In questo articolo viene proposta un’analisi relativa alla difficoltà delle donne di essere economicamente indipendenti e di guadagnare in modo creativo. Il denaro non ha soltanto un valore economico, ha anche un valore simbolico collettivo, un valore simbolico individuale e un valore simbolico emozionale. Il punto in cui questi si incontrano nella vita di un individuo è il mondo del lavoro nella prospettiva del guadagno. Nella nostra società occidentale fondata su principi economici, il raggiungimento dell’indipendenza economica, sia per l’uomo che per la donna, è un passaggio fondamentale per il raggiungimento di un’identità adulta sufficientemente stabile. Ma un individuo non può definirsi adulto se non guadagna impiegando il proprio talento creativo. Per poterlo fare è necessario uscire dal clan famigliare, infrangere l’incesto psichico e esprimersi nel sociale come individuo. Per gli uomini che intraprendono quest’impresa esistono archetipi e miti di riferimento efficaci quali il Viaggio dell’Eroe, ma la donna attualmente ha a disposizione solo il Mito Romantico. Quali sono, pertanto, le possibilità della donna di accedere creativamente al mondo del lavoro evitando una collusione, un’identificazione o un scontro con il maschile e i suoi valori? La donna, per emanciparsi socialmente, rischia allora di rimanere incastrata in un complesso edipico irrisolto che, come conseguenza, avrà una sessualità femminile bloccata e incompleta poiché sempre legata a ruoli figli delle proiezioni maschili. Una donna, quella moderna, incastrata anche nella tensione che la sua ambivalenza produce. Come integrare il bisogno di protezione, tramandato dalle madri attraverso il Mito Romantico, e il desiderio di indipendenza e autonomia che una psiche adulta richiede? Sarà necessario, per la donna, fare i conti con il padre reale e con la rappresentazione interna del maschile, l’Animus, separandosi da un complesso materno negativo.

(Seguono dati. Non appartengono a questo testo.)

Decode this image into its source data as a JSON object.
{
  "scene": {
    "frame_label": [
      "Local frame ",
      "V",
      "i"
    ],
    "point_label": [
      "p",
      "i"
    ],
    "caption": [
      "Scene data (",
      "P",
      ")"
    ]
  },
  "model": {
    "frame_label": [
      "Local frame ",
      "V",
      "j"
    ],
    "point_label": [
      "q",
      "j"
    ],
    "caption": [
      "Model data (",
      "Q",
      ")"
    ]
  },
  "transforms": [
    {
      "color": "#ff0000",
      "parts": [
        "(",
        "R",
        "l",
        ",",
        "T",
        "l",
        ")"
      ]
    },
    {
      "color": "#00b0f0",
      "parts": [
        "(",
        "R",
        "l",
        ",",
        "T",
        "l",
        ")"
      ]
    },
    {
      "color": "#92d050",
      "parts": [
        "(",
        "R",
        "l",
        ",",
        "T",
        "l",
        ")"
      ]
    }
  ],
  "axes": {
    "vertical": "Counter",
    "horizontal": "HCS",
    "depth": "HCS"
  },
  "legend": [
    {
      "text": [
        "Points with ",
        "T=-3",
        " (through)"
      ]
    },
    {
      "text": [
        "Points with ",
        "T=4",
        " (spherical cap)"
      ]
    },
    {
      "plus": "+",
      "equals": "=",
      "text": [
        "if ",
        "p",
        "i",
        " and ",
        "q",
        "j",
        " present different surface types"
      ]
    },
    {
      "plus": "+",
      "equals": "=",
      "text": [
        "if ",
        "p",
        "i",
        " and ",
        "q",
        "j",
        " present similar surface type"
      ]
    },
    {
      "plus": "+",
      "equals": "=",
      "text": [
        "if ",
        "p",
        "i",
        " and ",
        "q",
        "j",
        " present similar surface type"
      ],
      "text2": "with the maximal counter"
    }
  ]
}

Earning in a Creative Way, Psychic Incest and Women

This article proposes an analysis of the difficulty women experience in the attempt to become economically independent and earn their living in a creative way. Money does not have an economic value only; it has a symbolic and collective one as well, an individual symbolic value and a symbolic emotional value. The point at which these meet in the life of an individual is in the working world, in the prospective of earning. In our money-based Western society, the achieving of economic independence both for men and for women, is an essential passage in attaining a sufficiently stable adult identity. However, an individual cannot consider himself adult if he does not earn utilizing his own creative talents. In order to do this it is necessary to break away from the family clan, break defeat psychic incest and express oneself in the social sphere as an individual. For the male undertaking this task there are sufficiently effective archetypical and mythical references such as the Voyage of the Hero. However, women have at present only the Romantic Myth. Consequently, what possibilities have women to accede creatively to the working world, avoiding collusion, an identification with or a collision with male-related values? Women, in order to become socially emancipated, will risk then remaining trapped in an unresolved Oedipus Complex and will consequently have a blocked and incomplete female sexuality as they will be always bound to roles produced by male projections. Women, modern women, caught also in the tension that ambivalence produces. How is it possible to integrate the need for protection, passed down from the mother to daughter through the Romantic Myth, and the desire for independence and autonomy which an adult psyche requires? It will be necessary for women to come to terms with the real father and the internal representation of the male, the Animus, taking distance from a negative maternal complex.